Composition by Miles Davis

from the album Milestones
- Released: September 2, 1958
- Recorded: February 4, 1958
- Genre: Modal jazz
- Length: 5:45
- Label: Columbia
- Composer: Miles Davis
- Producer: George Avakian

= Milestones (instrumental composition) =

"Milestones" is a jazz composition written by Miles Davis. It appears on the album of the same name in 1958. It has since become a jazz standard. "Milestones" is the first example of Miles composing in a modal style and experimentation in this piece led to the writing of "So What" from the 1959 album Kind of Blue.
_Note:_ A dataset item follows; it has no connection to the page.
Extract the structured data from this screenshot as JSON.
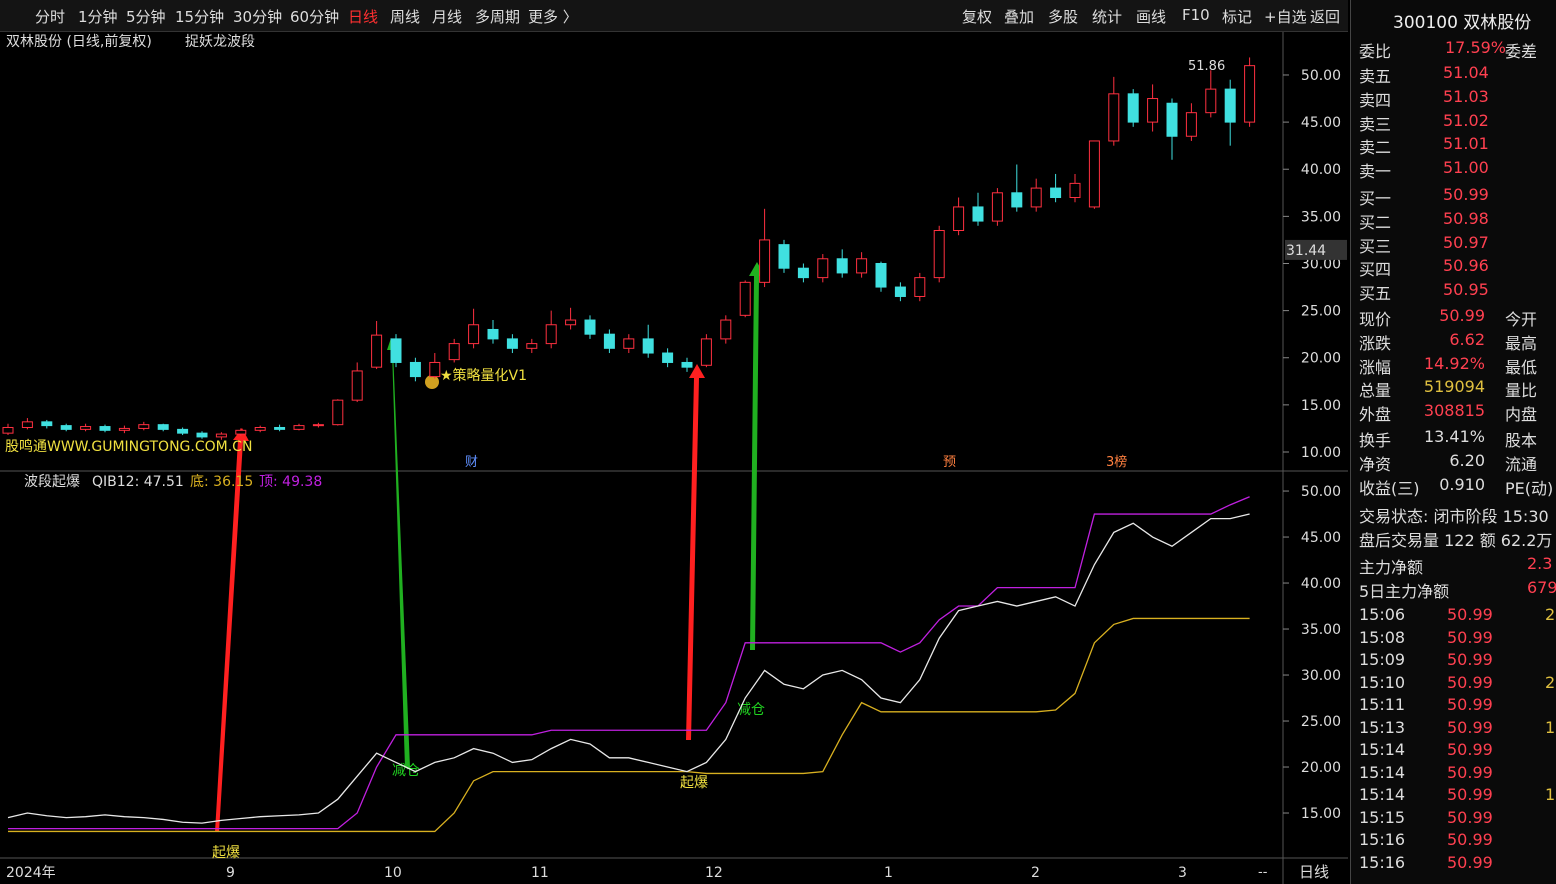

The song's modes consist of G Dorian for 16 bars, A Aeolian for another 16 bars, and then back to G Dorian for the last eight bars, then the progression repeats.

Originally titled "Miles" on the initial album pressings, people soon began referring to the piece as "Milestones" rather than "Miles". On later editions of the album the title was changed.

The musicians who performed on "Milestones" are:
- Miles Davis – trumpet
- Cannonball Adderley – alto saxophone
- John Coltrane – tenor saxophone
- Red Garland – piano
- Paul Chambers – double bass
- Philly Joe Jones – drums

Only Adderley, Davis, and Coltrane solo.

==1947 song==
"Milestones" is also the title of another composition credited to Miles Davis that John Lewis had written for him while playing with Charlie Parker. It is not musically related to the more famous tune.